I’ve done a bit of a disservice by telling the story, but not telling you why Jesus told the story, found in Luke 10. The parable begins in verse 30, “And Jesus answering…” and then ends in Verse 36-37 with Jesus asking this man which of the three characters was a neighbor to the wounded man, and then told him to go and do likewise. We first need to figure out who Jesus is telling this story to and why he told him to go and be a good neighbor if we want to understand the parable. If you back up to Luke 10:25, you find out this man was a lawyer, an expert in the Mosaic Law. He came tempting Jesus and asked what he had to do to inherit eternal life.
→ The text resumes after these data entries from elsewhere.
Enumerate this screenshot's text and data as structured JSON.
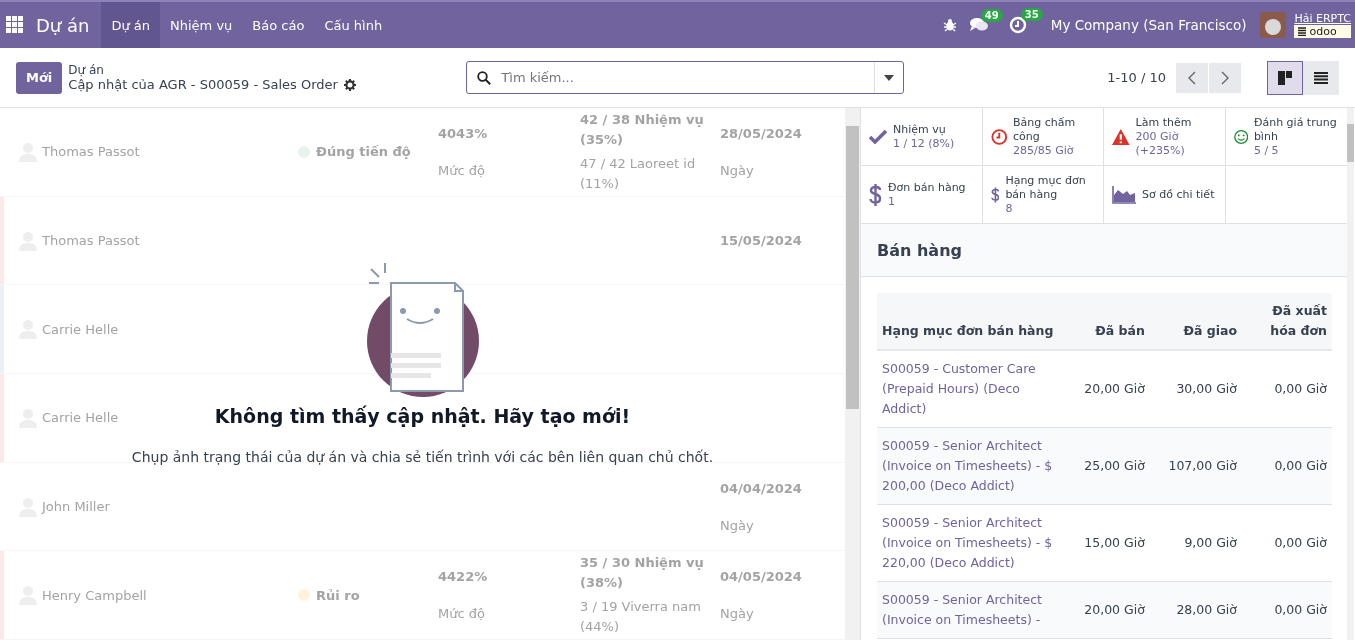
{
  "navbar": {
    "app_name": "Dự án",
    "menu": [
      {
        "label": "Dự án",
        "selected": true
      },
      {
        "label": "Nhiệm vụ",
        "selected": false
      },
      {
        "label": "Báo cáo",
        "selected": false
      },
      {
        "label": "Cấu hình",
        "selected": false
      }
    ],
    "chat_badge": "49",
    "activity_badge": "35",
    "company": "My Company (San Francisco)",
    "user": {
      "name": "Hải ERPTC",
      "database": "odoo"
    }
  },
  "control_panel": {
    "new_button": "Mới",
    "breadcrumb": "Dự án",
    "title": "Cập nhật của AGR - S00059 - Sales Order",
    "search": {
      "placeholder": "Tìm kiếm..."
    },
    "pager": "1-10 / 10",
    "views": [
      {
        "kind": "kanban",
        "selected": true
      },
      {
        "kind": "list",
        "selected": false
      }
    ]
  },
  "sample_rows": [
    {
      "name": "Thomas Passot",
      "status": {
        "label": "Đúng tiến độ",
        "color": "#e6f3ea"
      },
      "progress": "4043%",
      "progress_label": "Mức độ",
      "tasks": "42 / 38 Nhiệm vụ (35%)",
      "milestones": "47 / 42 Laoreet id (11%)",
      "date": "28/05/2024",
      "date_label": "Ngày"
    },
    {
      "name": "Thomas Passot",
      "color": "#fbe9e9",
      "date": "15/05/2024"
    },
    {
      "name": "Carrie Helle",
      "color": "#eceff8"
    },
    {
      "name": "Carrie Helle",
      "color": "#fbe9e9"
    },
    {
      "name": "John Miller",
      "date": "04/04/2024",
      "date_label": "Ngày"
    },
    {
      "name": "Henry Campbell",
      "color": "#fbe9e9",
      "status": {
        "label": "Rủi ro",
        "color": "#fdf3dd"
      },
      "progress": "4422%",
      "progress_label": "Mức độ",
      "tasks": "35 / 30 Nhiệm vụ (38%)",
      "milestones": "3 / 19 Viverra nam (44%)",
      "date": "04/05/2024",
      "date_label": "Ngày"
    }
  ],
  "empty_state": {
    "title": "Không tìm thấy cập nhật. Hãy tạo mới!",
    "description": "Chụp ảnh trạng thái của dự án và chia sẻ tiến trình với các bên liên quan chủ chốt."
  },
  "stats": [
    {
      "kind": "check",
      "label": "Nhiệm vụ",
      "value": "1 / 12 (8%)"
    },
    {
      "kind": "clock",
      "label": "Bảng chấm công",
      "value": "285/85 Giờ"
    },
    {
      "kind": "warning",
      "label": "Làm thêm",
      "value": "200 Giờ (+235%)"
    },
    {
      "kind": "smile",
      "label": "Đánh giá trung bình",
      "value": "5 / 5"
    },
    {
      "kind": "dollar",
      "label": "Đơn bán hàng",
      "value": "1"
    },
    {
      "kind": "dollar",
      "label": "Hạng mục đơn bán hàng",
      "value": "8"
    },
    {
      "kind": "chart",
      "label": "Sơ đồ chi tiết"
    }
  ],
  "sales": {
    "title": "Bán hàng",
    "columns": [
      "Hạng mục đơn bán hàng",
      "Đã bán",
      "Đã giao",
      "Đã xuất hóa đơn"
    ],
    "rows": [
      [
        "S00059 - Customer Care (Prepaid Hours) (Deco Addict)",
        "20,00 Giờ",
        "30,00 Giờ",
        "0,00 Giờ"
      ],
      [
        "S00059 - Senior Architect (Invoice on Timesheets) - $ 200,00 (Deco Addict)",
        "25,00 Giờ",
        "107,00 Giờ",
        "0,00 Giờ"
      ],
      [
        "S00059 - Senior Architect (Invoice on Timesheets) - $ 220,00 (Deco Addict)",
        "15,00 Giờ",
        "9,00 Giờ",
        "0,00 Giờ"
      ],
      [
        "S00059 - Senior Architect (Invoice on Timesheets) -",
        "20,00 Giờ",
        "28,00 Giờ",
        "0,00 Giờ"
      ]
    ]
  }
}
Jesus asks him about the law and how he reads it. The man says to love God with all your heart, soul, mind, and strength, and love your neighbor. That is a pretty good answer. Jesus tells him he’s right and that if he does that, he’ll live. Is that good news?
The lawyer asked, “Who is my neighbor?” because he was trying to justify himself. The thought immediately convicts him that he is not a sinless and selfless person (he is, after all, trying to tempt Jesus with the Scripture). He’s trying to figure out where he can draw the line with his compassion. Once he knows who his neighbor is, he knows who he doesn’t have to love. He wants to retrofit the law to make sure he’s keeping it. Jesus answers his question with the Good Samaritan parable. Not to encourage him with good news and a sweet story, but to crush him with the law, showing his sinfulness. The gospel isn’t “go and do,” But the good news is that Jesus died for sinners. And you are a sinner. You are not the good Samaritan, but he’s the standard. And not simply the standard to aspire to, but the standard by which you’ll be judged.